According to the Report of the Government Astronomer (1903), her job was intricate and demanding: "The senior assistant maintains a general supervision over the whole of the details of the work of the Observatory; carries on the general and astronomical correspondence; assists when required in all observations made between eleven o'clock at night and eight o'clock the next morning; looks after, makes out, checks, and pays all accounts, keeping the necessary books, and preparing and rendering all the returns required by the Government; calculates all the ephemerids, working lists, and tabular places; constructs all auxiliary tables and charts; reduces the magnetic observations and tidal records, and generally takes over the duties of the Junior and Meteorological Assistants when they are absent on leave or from illness."

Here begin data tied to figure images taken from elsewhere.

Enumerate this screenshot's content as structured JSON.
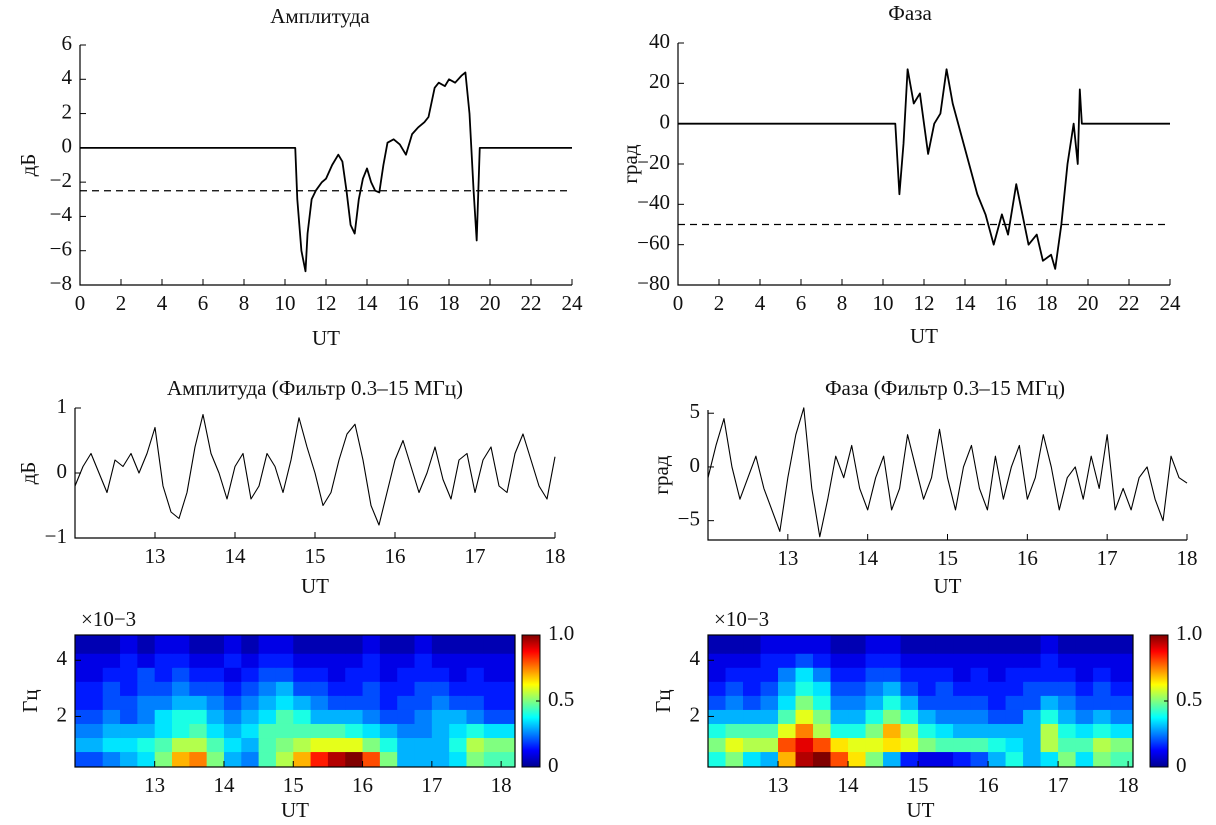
{
  "chart_data": [
    {
      "type": "line",
      "title": "Амплитуда",
      "xlabel": "UT",
      "ylabel": "дБ",
      "color": "#000000",
      "threshold": -2.5,
      "x": [
        0,
        10.5,
        10.6,
        10.8,
        11.0,
        11.1,
        11.3,
        11.5,
        11.8,
        12.0,
        12.3,
        12.6,
        12.8,
        13.0,
        13.2,
        13.4,
        13.6,
        13.8,
        14.0,
        14.2,
        14.4,
        14.6,
        14.8,
        15.0,
        15.3,
        15.6,
        15.9,
        16.2,
        16.5,
        16.8,
        17.0,
        17.3,
        17.5,
        17.8,
        18.0,
        18.3,
        18.6,
        18.8,
        19.0,
        19.2,
        19.35,
        19.5,
        24
      ],
      "values": [
        0,
        0,
        -3,
        -6,
        -7.2,
        -5,
        -3,
        -2.5,
        -2,
        -1.8,
        -1,
        -0.4,
        -0.8,
        -2.5,
        -4.5,
        -5,
        -3,
        -1.8,
        -1.2,
        -2,
        -2.5,
        -2.6,
        -1,
        0.3,
        0.5,
        0.2,
        -0.4,
        0.8,
        1.2,
        1.5,
        1.8,
        3.5,
        3.8,
        3.6,
        4,
        3.8,
        4.2,
        4.4,
        2,
        -2.5,
        -5.4,
        0,
        0
      ],
      "xlim": [
        0,
        24
      ],
      "ylim": [
        -8,
        6
      ],
      "xticks": [
        0,
        2,
        4,
        6,
        8,
        10,
        12,
        14,
        16,
        18,
        20,
        22,
        24
      ],
      "yticks": [
        6,
        4,
        2,
        0,
        {
          "value": -2,
          "label": "−2"
        },
        {
          "value": -4,
          "label": "−4"
        },
        {
          "value": -6,
          "label": "−6"
        },
        {
          "value": -8,
          "label": "−8"
        }
      ]
    },
    {
      "type": "line",
      "title": "Фаза",
      "xlabel": "UT",
      "ylabel": "град",
      "color": "#000000",
      "threshold": -50,
      "x": [
        0,
        10.6,
        10.8,
        11.0,
        11.2,
        11.5,
        11.8,
        12.2,
        12.5,
        12.8,
        13.1,
        13.4,
        13.8,
        14.2,
        14.6,
        15.0,
        15.4,
        15.8,
        16.1,
        16.5,
        16.8,
        17.1,
        17.5,
        17.8,
        18.2,
        18.4,
        18.7,
        19.0,
        19.3,
        19.5,
        19.6,
        19.7,
        24
      ],
      "values": [
        0,
        0,
        -35,
        -10,
        27,
        10,
        15,
        -15,
        0,
        5,
        27,
        10,
        -5,
        -20,
        -35,
        -45,
        -60,
        -45,
        -55,
        -30,
        -45,
        -60,
        -55,
        -68,
        -65,
        -72,
        -50,
        -20,
        0,
        -20,
        17,
        0,
        0
      ],
      "xlim": [
        0,
        24
      ],
      "ylim": [
        -80,
        40
      ],
      "xticks": [
        0,
        2,
        4,
        6,
        8,
        10,
        12,
        14,
        16,
        18,
        20,
        22,
        24
      ],
      "yticks": [
        40,
        20,
        0,
        {
          "value": -20,
          "label": "−20"
        },
        {
          "value": -40,
          "label": "−40"
        },
        {
          "value": -60,
          "label": "−60"
        },
        {
          "value": -80,
          "label": "−80"
        }
      ]
    },
    {
      "type": "line",
      "title": "Амплитуда (Фильтр 0.3–15 МГц)",
      "xlabel": "UT",
      "ylabel": "дБ",
      "color": "#000000",
      "x": [
        12.0,
        12.1,
        12.2,
        12.3,
        12.4,
        12.5,
        12.6,
        12.7,
        12.8,
        12.9,
        13.0,
        13.1,
        13.2,
        13.3,
        13.4,
        13.5,
        13.6,
        13.7,
        13.8,
        13.9,
        14.0,
        14.1,
        14.2,
        14.3,
        14.4,
        14.5,
        14.6,
        14.7,
        14.8,
        14.9,
        15.0,
        15.1,
        15.2,
        15.3,
        15.4,
        15.5,
        15.6,
        15.7,
        15.8,
        15.9,
        16.0,
        16.1,
        16.2,
        16.3,
        16.4,
        16.5,
        16.6,
        16.7,
        16.8,
        16.9,
        17.0,
        17.1,
        17.2,
        17.3,
        17.4,
        17.5,
        17.6,
        17.7,
        17.8,
        17.9,
        18.0
      ],
      "values": [
        -0.2,
        0.1,
        0.3,
        0.0,
        -0.3,
        0.2,
        0.1,
        0.3,
        0.0,
        0.3,
        0.7,
        -0.2,
        -0.6,
        -0.7,
        -0.3,
        0.4,
        0.9,
        0.3,
        0.0,
        -0.4,
        0.1,
        0.3,
        -0.4,
        -0.2,
        0.3,
        0.1,
        -0.3,
        0.2,
        0.85,
        0.4,
        0.0,
        -0.5,
        -0.3,
        0.2,
        0.6,
        0.75,
        0.2,
        -0.5,
        -0.8,
        -0.3,
        0.2,
        0.5,
        0.1,
        -0.3,
        0.0,
        0.4,
        -0.1,
        -0.4,
        0.2,
        0.3,
        -0.3,
        0.2,
        0.4,
        -0.2,
        -0.3,
        0.3,
        0.6,
        0.2,
        -0.2,
        -0.4,
        0.25
      ],
      "xlim": [
        12,
        18
      ],
      "ylim": [
        -1,
        1
      ],
      "xticks": [
        13,
        14,
        15,
        16,
        17,
        18
      ],
      "yticks": [
        1,
        0,
        {
          "value": -1,
          "label": "−1"
        }
      ]
    },
    {
      "type": "line",
      "title": "Фаза (Фильтр 0.3–15 МГц)",
      "xlabel": "UT",
      "ylabel": "град",
      "color": "#000000",
      "x": [
        12.0,
        12.1,
        12.2,
        12.3,
        12.4,
        12.5,
        12.6,
        12.7,
        12.8,
        12.9,
        13.0,
        13.1,
        13.2,
        13.3,
        13.4,
        13.5,
        13.6,
        13.7,
        13.8,
        13.9,
        14.0,
        14.1,
        14.2,
        14.3,
        14.4,
        14.5,
        14.6,
        14.7,
        14.8,
        14.9,
        15.0,
        15.1,
        15.2,
        15.3,
        15.4,
        15.5,
        15.6,
        15.7,
        15.8,
        15.9,
        16.0,
        16.1,
        16.2,
        16.3,
        16.4,
        16.5,
        16.6,
        16.7,
        16.8,
        16.9,
        17.0,
        17.1,
        17.2,
        17.3,
        17.4,
        17.5,
        17.6,
        17.7,
        17.8,
        17.9,
        18.0
      ],
      "values": [
        -1,
        2,
        4.5,
        0,
        -3,
        -1,
        1,
        -2,
        -4,
        -6,
        -1,
        3,
        5.5,
        -2,
        -6.5,
        -3,
        1,
        -1,
        2,
        -2,
        -4,
        -1,
        1,
        -4,
        -2,
        3,
        0,
        -3,
        -1,
        3.5,
        -1,
        -4,
        0,
        2,
        -2,
        -4,
        1,
        -3,
        0,
        2,
        -3,
        -1,
        3,
        0,
        -4,
        -1,
        0,
        -3,
        1,
        -2,
        3,
        -4,
        -2,
        -4,
        -1,
        0,
        -3,
        -5,
        1,
        -1,
        -1.5
      ],
      "xlim": [
        12,
        18
      ],
      "ylim": [
        -6.8,
        5.3
      ],
      "xticks": [
        13,
        14,
        15,
        16,
        17,
        18
      ],
      "yticks": [
        5,
        0,
        {
          "value": -5,
          "label": "−5"
        }
      ]
    },
    {
      "type": "heatmap",
      "xlabel": "UT",
      "ylabel": "Гц",
      "scale_label": "×10−3",
      "colormap": "jet",
      "x": [
        12.125,
        12.375,
        12.625,
        12.875,
        13.125,
        13.375,
        13.625,
        13.875,
        14.125,
        14.375,
        14.625,
        14.875,
        15.125,
        15.375,
        15.625,
        15.875,
        16.125,
        16.375,
        16.625,
        16.875,
        17.125,
        17.375,
        17.625,
        17.875
      ],
      "y": [
        0.5,
        1.0,
        1.5,
        2.0,
        2.5,
        3.0,
        3.5,
        4.0,
        4.5
      ],
      "values": [
        [
          0.2,
          0.25,
          0.3,
          0.35,
          0.5,
          0.7,
          0.75,
          0.5,
          0.3,
          0.25,
          0.45,
          0.55,
          0.7,
          0.85,
          0.95,
          1.0,
          0.8,
          0.5,
          0.3,
          0.3,
          0.3,
          0.35,
          0.5,
          0.45
        ],
        [
          0.3,
          0.35,
          0.35,
          0.4,
          0.45,
          0.55,
          0.55,
          0.45,
          0.35,
          0.3,
          0.45,
          0.5,
          0.55,
          0.6,
          0.6,
          0.6,
          0.5,
          0.4,
          0.3,
          0.3,
          0.3,
          0.4,
          0.55,
          0.5
        ],
        [
          0.25,
          0.3,
          0.3,
          0.3,
          0.35,
          0.4,
          0.45,
          0.35,
          0.3,
          0.35,
          0.45,
          0.45,
          0.45,
          0.45,
          0.45,
          0.4,
          0.35,
          0.3,
          0.25,
          0.25,
          0.3,
          0.35,
          0.4,
          0.35
        ],
        [
          0.2,
          0.25,
          0.2,
          0.25,
          0.35,
          0.4,
          0.4,
          0.3,
          0.25,
          0.3,
          0.35,
          0.45,
          0.4,
          0.3,
          0.3,
          0.3,
          0.25,
          0.2,
          0.2,
          0.25,
          0.3,
          0.3,
          0.25,
          0.2
        ],
        [
          0.15,
          0.2,
          0.2,
          0.25,
          0.25,
          0.3,
          0.3,
          0.25,
          0.2,
          0.25,
          0.3,
          0.35,
          0.3,
          0.25,
          0.2,
          0.2,
          0.2,
          0.15,
          0.2,
          0.2,
          0.25,
          0.2,
          0.2,
          0.15
        ],
        [
          0.15,
          0.2,
          0.15,
          0.2,
          0.2,
          0.25,
          0.2,
          0.2,
          0.15,
          0.2,
          0.25,
          0.3,
          0.2,
          0.2,
          0.15,
          0.15,
          0.2,
          0.15,
          0.15,
          0.2,
          0.2,
          0.15,
          0.15,
          0.15
        ],
        [
          0.1,
          0.15,
          0.15,
          0.2,
          0.15,
          0.2,
          0.15,
          0.15,
          0.1,
          0.15,
          0.2,
          0.2,
          0.15,
          0.15,
          0.1,
          0.15,
          0.15,
          0.1,
          0.15,
          0.15,
          0.15,
          0.1,
          0.15,
          0.1
        ],
        [
          0.1,
          0.1,
          0.15,
          0.1,
          0.15,
          0.15,
          0.1,
          0.1,
          0.15,
          0.1,
          0.15,
          0.15,
          0.1,
          0.1,
          0.1,
          0.1,
          0.15,
          0.1,
          0.1,
          0.15,
          0.1,
          0.1,
          0.1,
          0.1
        ],
        [
          0.05,
          0.05,
          0.1,
          0.05,
          0.1,
          0.1,
          0.05,
          0.05,
          0.1,
          0.05,
          0.1,
          0.1,
          0.05,
          0.05,
          0.05,
          0.05,
          0.1,
          0.05,
          0.05,
          0.1,
          0.05,
          0.05,
          0.05,
          0.05
        ]
      ],
      "xlim": [
        11.85,
        18.2
      ],
      "ylim": [
        0.2,
        4.9
      ],
      "xticks": [
        13,
        14,
        15,
        16,
        17,
        18
      ],
      "yticks": [
        2,
        4
      ],
      "clim": [
        0,
        1
      ],
      "cticks": [
        0,
        0.5,
        {
          "value": 1,
          "label": "1.0"
        }
      ]
    },
    {
      "type": "heatmap",
      "xlabel": "UT",
      "ylabel": "Гц",
      "scale_label": "×10−3",
      "colormap": "jet",
      "x": [
        12.125,
        12.375,
        12.625,
        12.875,
        13.125,
        13.375,
        13.625,
        13.875,
        14.125,
        14.375,
        14.625,
        14.875,
        15.125,
        15.375,
        15.625,
        15.875,
        16.125,
        16.375,
        16.625,
        16.875,
        17.125,
        17.375,
        17.625,
        17.875
      ],
      "y": [
        0.5,
        1.0,
        1.5,
        2.0,
        2.5,
        3.0,
        3.5,
        4.0,
        4.5
      ],
      "values": [
        [
          0.4,
          0.5,
          0.35,
          0.3,
          0.7,
          0.95,
          1.0,
          0.8,
          0.65,
          0.5,
          0.3,
          0.15,
          0.1,
          0.1,
          0.15,
          0.2,
          0.3,
          0.4,
          0.3,
          0.35,
          0.5,
          0.35,
          0.5,
          0.45
        ],
        [
          0.5,
          0.6,
          0.55,
          0.55,
          0.8,
          0.9,
          0.8,
          0.65,
          0.6,
          0.6,
          0.65,
          0.6,
          0.5,
          0.45,
          0.45,
          0.45,
          0.4,
          0.35,
          0.3,
          0.55,
          0.45,
          0.45,
          0.55,
          0.5
        ],
        [
          0.4,
          0.45,
          0.45,
          0.45,
          0.6,
          0.75,
          0.55,
          0.4,
          0.4,
          0.5,
          0.7,
          0.55,
          0.4,
          0.35,
          0.3,
          0.3,
          0.3,
          0.3,
          0.3,
          0.55,
          0.4,
          0.35,
          0.4,
          0.35
        ],
        [
          0.3,
          0.3,
          0.3,
          0.3,
          0.45,
          0.6,
          0.5,
          0.3,
          0.3,
          0.4,
          0.5,
          0.4,
          0.3,
          0.25,
          0.25,
          0.25,
          0.2,
          0.2,
          0.3,
          0.4,
          0.3,
          0.25,
          0.3,
          0.25
        ],
        [
          0.2,
          0.25,
          0.2,
          0.25,
          0.35,
          0.5,
          0.4,
          0.25,
          0.25,
          0.3,
          0.4,
          0.3,
          0.2,
          0.2,
          0.2,
          0.2,
          0.15,
          0.2,
          0.2,
          0.3,
          0.25,
          0.2,
          0.2,
          0.2
        ],
        [
          0.15,
          0.2,
          0.15,
          0.2,
          0.3,
          0.4,
          0.35,
          0.2,
          0.2,
          0.25,
          0.3,
          0.2,
          0.15,
          0.2,
          0.15,
          0.15,
          0.15,
          0.15,
          0.2,
          0.2,
          0.2,
          0.15,
          0.2,
          0.15
        ],
        [
          0.1,
          0.15,
          0.15,
          0.15,
          0.25,
          0.35,
          0.25,
          0.15,
          0.15,
          0.2,
          0.2,
          0.15,
          0.15,
          0.15,
          0.1,
          0.15,
          0.1,
          0.15,
          0.15,
          0.15,
          0.15,
          0.1,
          0.15,
          0.1
        ],
        [
          0.1,
          0.1,
          0.1,
          0.15,
          0.15,
          0.2,
          0.15,
          0.1,
          0.1,
          0.15,
          0.15,
          0.1,
          0.1,
          0.1,
          0.1,
          0.1,
          0.1,
          0.1,
          0.1,
          0.15,
          0.1,
          0.1,
          0.1,
          0.1
        ],
        [
          0.05,
          0.05,
          0.05,
          0.1,
          0.1,
          0.1,
          0.1,
          0.05,
          0.05,
          0.1,
          0.1,
          0.05,
          0.05,
          0.05,
          0.05,
          0.05,
          0.05,
          0.05,
          0.05,
          0.1,
          0.05,
          0.05,
          0.05,
          0.05
        ]
      ],
      "xlim": [
        12,
        18.07
      ],
      "ylim": [
        0.2,
        4.9
      ],
      "xticks": [
        13,
        14,
        15,
        16,
        17,
        18
      ],
      "yticks": [
        2,
        4
      ],
      "clim": [
        0,
        1
      ],
      "cticks": [
        0,
        0.5,
        {
          "value": 1,
          "label": "1.0"
        }
      ]
    }
  ]
}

On 1 July 1902, Mabel Nevill resigned from her observatory position but remained in the job until her successor, R.F. Rendell, arrived in April 1903.

=== Personal life ===
In June 1894, she married the observatory's resident astronomer Edmund Nevill, a member of the Royal Society. Eventually, they had two sons and a daughter. Edmund Nevill remained as a Government Astronomer at the Natal Observatory until it was closed in 1911, after the formation of the Union of South Africa.

Mabel Nevill died in 1958 in the United Kingdom.